Old checks and balances are no longer working properly, and some new ones are needed. Regulatory agencies have been castrated, and efforts to remake them have yet to restore potency. The AFP is compromised, and of dubious competence, seemingly immune from independent review of its management. Public relations pretences of an open government culture have been defeated by a climate of fear and loathing caused by leak inquiries, police raids on journalists, and relentless punishment of public service dissidents and whistle-blowers.

There are indications of compromised public service tendering processes, of over-eager bureaucracies seeming to do anything to achieve what the minister wants, even to prepare, in arrears, materials – even submissions – sanitising doubtful public policy, or measures designed to improperly benefit the government’s friends. Happening at a time when government – and departmental secretaries – have  been consciously running down their policy and program expertise, instead outsourcing it to often-highly-conflicted consultants, or, generally to a private sector not subject to the scrutiny and accountability of the public  sector.

Scott Morrison has never been one for critical review of matters in the past, unless, of course, the actions in question are those of his political enemies.  He has a well-developed patter for bluster, obfuscation, prevarication and tergiversation when questions are asked, including the catch-all claim of saying it is in the Canberra bubble – by definition of no interest to ordinary God-fearing citizens. If one is to appeal to his sense of public spirit, or personal idealism, it must, it seems, be in a forward looking way, as a beacon for the future rather than as a reproach of the past.

One senses that Morrison would never take firm action on what have become systemic problems if he thought it would give some political comfort or advantage to the Labor opposition. He might, however be more concerned were he to view it as a management problem, or a problem which has emerged by way of consequence of new technology, or some event, perhaps the referendum on same-sex marriage. The point is that the realities and   the perceptions are handicapping his government, and limiting its capacity to be effective. If he has been all too casual, until now, about its emergence, right now is just the right time to take some initiative about it.

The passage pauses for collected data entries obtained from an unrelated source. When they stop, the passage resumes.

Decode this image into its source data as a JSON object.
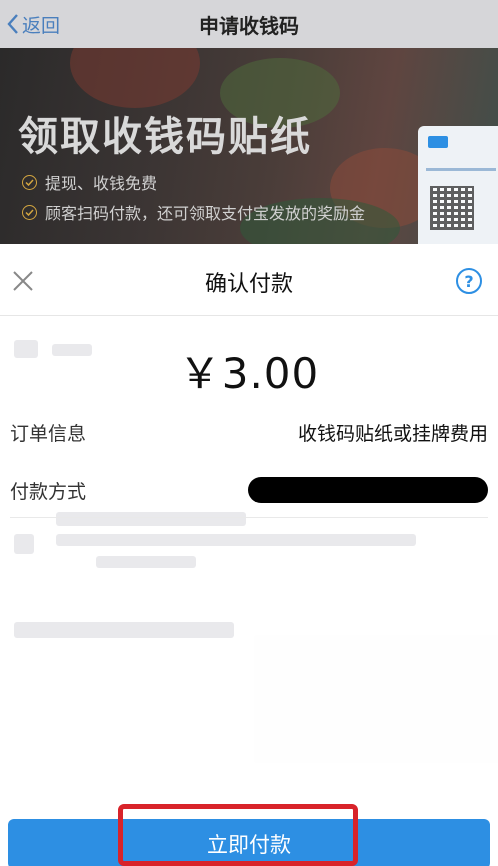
{
  "nav": {
    "back_label": "返回",
    "title": "申请收钱码"
  },
  "banner": {
    "title": "领取收钱码贴纸",
    "line1": "提现、收钱免费",
    "line2": "顾客扫码付款，还可领取支付宝发放的奖励金"
  },
  "sheet": {
    "title": "确认付款",
    "help_symbol": "?",
    "amount": "￥3.00",
    "order_label": "订单信息",
    "order_value": "收钱码贴纸或挂牌费用",
    "method_label": "付款方式",
    "pay_button_label": "立即付款"
  },
  "colors": {
    "accent": "#2d8fe3",
    "highlight": "#d8232a",
    "redaction": "#000000"
  },
  "icons": {
    "back": "chevron-left-icon",
    "close": "close-icon",
    "help": "help-icon",
    "check": "check-circle-icon"
  }
}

The opposition is pre-occupied with its own affairs and its own leadership issues, as well as being consumed by the possibility of the defenestration of a prominent backroom boyo. From Morrison’s point of view, now is a time for doing some noble enduring things they would find it hard to diss him for, or to undermine.

Some of those on his own side who might be obstacles to serious reform — sections of the National Party for example – have diminished power and capacity to make mischief, if only because it is clear that Morrison’s electoral victory was almost a solo effort. Morrison now has an authority he once did not have. He has a reputation he once did not have. Invested in some clearly public good – of improving the quality and accountability of government, and, perhaps, draining the swamp – is rather more likely to be a lasting monument than the image of a daggy man in the footy crowd wearing an American cap.